Delyth Jewell MS writes about the need to harness control over our national energy

This article was published in Nation Cymru on Sunday 12 June.


Energy powers our cars, it warms our homes, it lights our way. And the cost of it is rising so much its threatening to freeze us in our tracks. Delyth Jewell MS, Plaid Cymru spokesperson for Energy writes about the need to harness control over our national energy if we’re ever going to have a hope of getting control over the cost. When we talk about our own energy, we mean the total amount of our physical and mental strength to do something.

We talk about our energy levels, saving our energy and channelling our energies into a project. Our ability to get things done.

We have a sense of agency, of control over how we use our own energy.

But this isn’t the case when it comes to lighting and heating our homes.

Of course, we can shop around when it comes to providers, but I’m talking about the national level – I’m talking about where we, as a nation, get our energy from, and the control that gives us over our own lives.

Despite the fact that here in Wales we produce 90% more electricity than we use, our household bills are amongst the highest in the UK.

It’s galling – particularly when you consider that Wales is blessed with 1,680 miles of coast and plenty of rolling hills in the middle: we’re perfectly placed to harness the tidal and wind power needed for the renewable energy revolution that I believe we can use to meet our entire needs by 2035.

But while state-backed energy companies are very much the norm across Europe, this isn’t the case in the UK.

In fact, in the UK, we have a privatised network of energy companies that ultimately exist to make a profit. When you look to other countries in Europe and even in America, where publicly owned or state-owned companies are playing more significant roles in the market, they are then able to take advantage of times in the market when there are lower wholesale gas prices.

Times such as now.

Crucially, they are also able to limit price rises.

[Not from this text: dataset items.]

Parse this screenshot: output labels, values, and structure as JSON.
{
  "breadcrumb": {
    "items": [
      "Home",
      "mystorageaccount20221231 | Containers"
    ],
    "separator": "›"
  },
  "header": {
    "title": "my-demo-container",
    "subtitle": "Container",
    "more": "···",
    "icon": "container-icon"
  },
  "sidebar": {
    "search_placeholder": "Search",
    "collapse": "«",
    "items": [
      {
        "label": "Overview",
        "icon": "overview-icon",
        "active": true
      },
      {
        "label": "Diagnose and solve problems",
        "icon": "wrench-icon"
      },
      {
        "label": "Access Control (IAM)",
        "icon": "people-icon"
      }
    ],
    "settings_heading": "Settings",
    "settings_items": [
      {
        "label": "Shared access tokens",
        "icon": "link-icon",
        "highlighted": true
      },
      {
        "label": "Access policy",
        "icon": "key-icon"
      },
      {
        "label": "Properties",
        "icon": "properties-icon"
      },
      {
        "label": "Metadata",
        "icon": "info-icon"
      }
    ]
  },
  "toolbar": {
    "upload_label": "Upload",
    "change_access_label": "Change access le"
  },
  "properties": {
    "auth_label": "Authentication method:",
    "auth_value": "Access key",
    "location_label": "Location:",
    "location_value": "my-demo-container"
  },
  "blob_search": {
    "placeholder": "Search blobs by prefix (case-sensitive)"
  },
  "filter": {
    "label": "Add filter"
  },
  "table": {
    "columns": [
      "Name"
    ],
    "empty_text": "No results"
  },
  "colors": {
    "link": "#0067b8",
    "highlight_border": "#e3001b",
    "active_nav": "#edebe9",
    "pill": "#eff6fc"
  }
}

This is why we saw the energy price cap rise by 54% in the UK, but in France it only rose by 4%.

We need to have a conversation as a country to determine what role the state and the public sector should play when it comes to the generation and distribution of energy and electricity.

France and EDF is often spoken about (the latter being 85% owned by the French state).

While the recent 4% price cap rise saw company profits plummet, EDF is then free to make hay while the sun shines, on the understanding that when it’s starting to rain, they’re the ones who have to ensure they’ve amassed enough of a financial cushion to sustain themselves through the darker times.

For the UK, the massive increase in the energy price rise was followed by calls for a windfall tax on energy companies. Of course, energy prices are set to rise again in October, and it remains to be seen what options will be left for the UK Government.

Here in Wales, we’ve set out our vision, and that’s for a publicly owned energy company for Wales: Ynni Cymru. Thanks to our Co-Operation Agreement with the Welsh Government, Plaid Cymru believes that Ynni Cymru will help Wales realise its potential as an energy rich nation whose resources benefit the people of Wales, not multinational exporters.

Wales already has a not-for-profit model for water in Wales with Dŵr Cymru, and I truly believe that our energy shouldn’t be for profit either. In fact, I believe we should go that one step further and put our energy into public ownership.

Because when it comes to our energy, there’s a humanitarian imperative: if energy prices are not reduced, we will risk plunging thousands of people into fuel poverty and the cold.

In the summer months, perhaps we only need worry on the coldest evenings, and we don’t have to cook every meal. But we’ve always got one eye on the colder months that are on their way.

And we will always need fuel for getting around, even if we rely on public transport.

If we don’t get this right, and if energy becomes unaffordable for people in Wales, then thousands will end up without warm homes and hot food, and that is unacceptable.

When we talk about our energy levels, Wales has an abundance.

We should be able to save it up, we should be able to channel it and we certainly should have absolute control over it.

And we shouldn’t be in a position where anyone has to go without.